From Mathcounts Mini : Maximum area of inscribed rectangles and triangles

$$\Delta EHI\sim\Delta EFG$$ $$\rightarrow$$ $$\dfrac {a} {c}=\dfrac {d-b} {d}$$$$\rightarrow$$ $$a=\dfrac {c\left( d-b\right) } {d}=\dfrac {-c\left( b-d\right) } {d}$$

We are going to find out what the largest area of a rectangle is with the side length a and b.
It can be shown that by substituting the side length "a" with the previous equation + completing the square that the largest area is half of the area of the triangle the rectangle is embedded.

$$a\times b=\dfrac {-c\left( b-d\right) \times b} {d}=\dfrac {-c\left( b^{2}-bd\right)} {d}= \dfrac {-c\left( b-\dfrac {1} {2}d\right) ^{2}+\dfrac {1} {4}dc} {d}$$.
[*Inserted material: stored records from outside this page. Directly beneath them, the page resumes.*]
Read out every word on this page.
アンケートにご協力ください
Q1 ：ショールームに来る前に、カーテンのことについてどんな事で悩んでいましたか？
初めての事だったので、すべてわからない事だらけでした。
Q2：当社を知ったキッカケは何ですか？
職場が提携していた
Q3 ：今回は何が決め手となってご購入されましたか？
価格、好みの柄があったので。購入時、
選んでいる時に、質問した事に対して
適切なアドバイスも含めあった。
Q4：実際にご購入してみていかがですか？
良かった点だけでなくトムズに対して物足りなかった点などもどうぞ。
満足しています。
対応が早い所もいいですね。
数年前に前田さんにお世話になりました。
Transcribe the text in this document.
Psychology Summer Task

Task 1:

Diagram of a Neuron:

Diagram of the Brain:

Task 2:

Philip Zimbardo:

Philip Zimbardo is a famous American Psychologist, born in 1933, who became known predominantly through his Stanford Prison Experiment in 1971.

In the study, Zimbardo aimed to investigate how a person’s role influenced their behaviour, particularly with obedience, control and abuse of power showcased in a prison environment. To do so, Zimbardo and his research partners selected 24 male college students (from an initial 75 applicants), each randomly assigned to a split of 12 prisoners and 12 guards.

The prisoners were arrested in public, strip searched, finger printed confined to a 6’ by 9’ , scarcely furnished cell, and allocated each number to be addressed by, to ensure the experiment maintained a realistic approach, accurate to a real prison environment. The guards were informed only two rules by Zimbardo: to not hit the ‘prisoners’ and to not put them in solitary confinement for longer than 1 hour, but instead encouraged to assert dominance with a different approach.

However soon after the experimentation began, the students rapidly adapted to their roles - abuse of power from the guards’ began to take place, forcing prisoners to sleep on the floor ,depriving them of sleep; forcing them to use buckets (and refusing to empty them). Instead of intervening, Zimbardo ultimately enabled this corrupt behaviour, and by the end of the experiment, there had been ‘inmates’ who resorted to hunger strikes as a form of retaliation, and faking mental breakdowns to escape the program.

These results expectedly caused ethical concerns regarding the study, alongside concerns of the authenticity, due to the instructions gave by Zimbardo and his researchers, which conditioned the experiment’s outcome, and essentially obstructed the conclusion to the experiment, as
From there, you know that when $$b= \dfrac {1} {2}d$$, it will give you the largest area, which is $$\dfrac {1} {4}dc$$.

$$a=\dfrac {-c\left( b-d\right) } {d}= \dfrac {-c\left( \dfrac {1} {2}d-d\right) } {d}=\dfrac {c\left( d-\dfrac {1} {2}d\right) } {d}=\dfrac {1} {2}c$$.

Thus, the maximum rectangle area occurs when the midpoints of two of the sides of the triangle were joined to make a side of the rectangle and its area is thus 50% or half of the area of the triangle or 1/4 of the base times height.

Proof without words from Mr. Rusczyk

Try using different types of triangles to experiment and see for yourself.
Paper folding is fun !!!!!
It's very cool :D

#### 1 comment:

1. A nice proof to an interesting problem! Thanks for posting.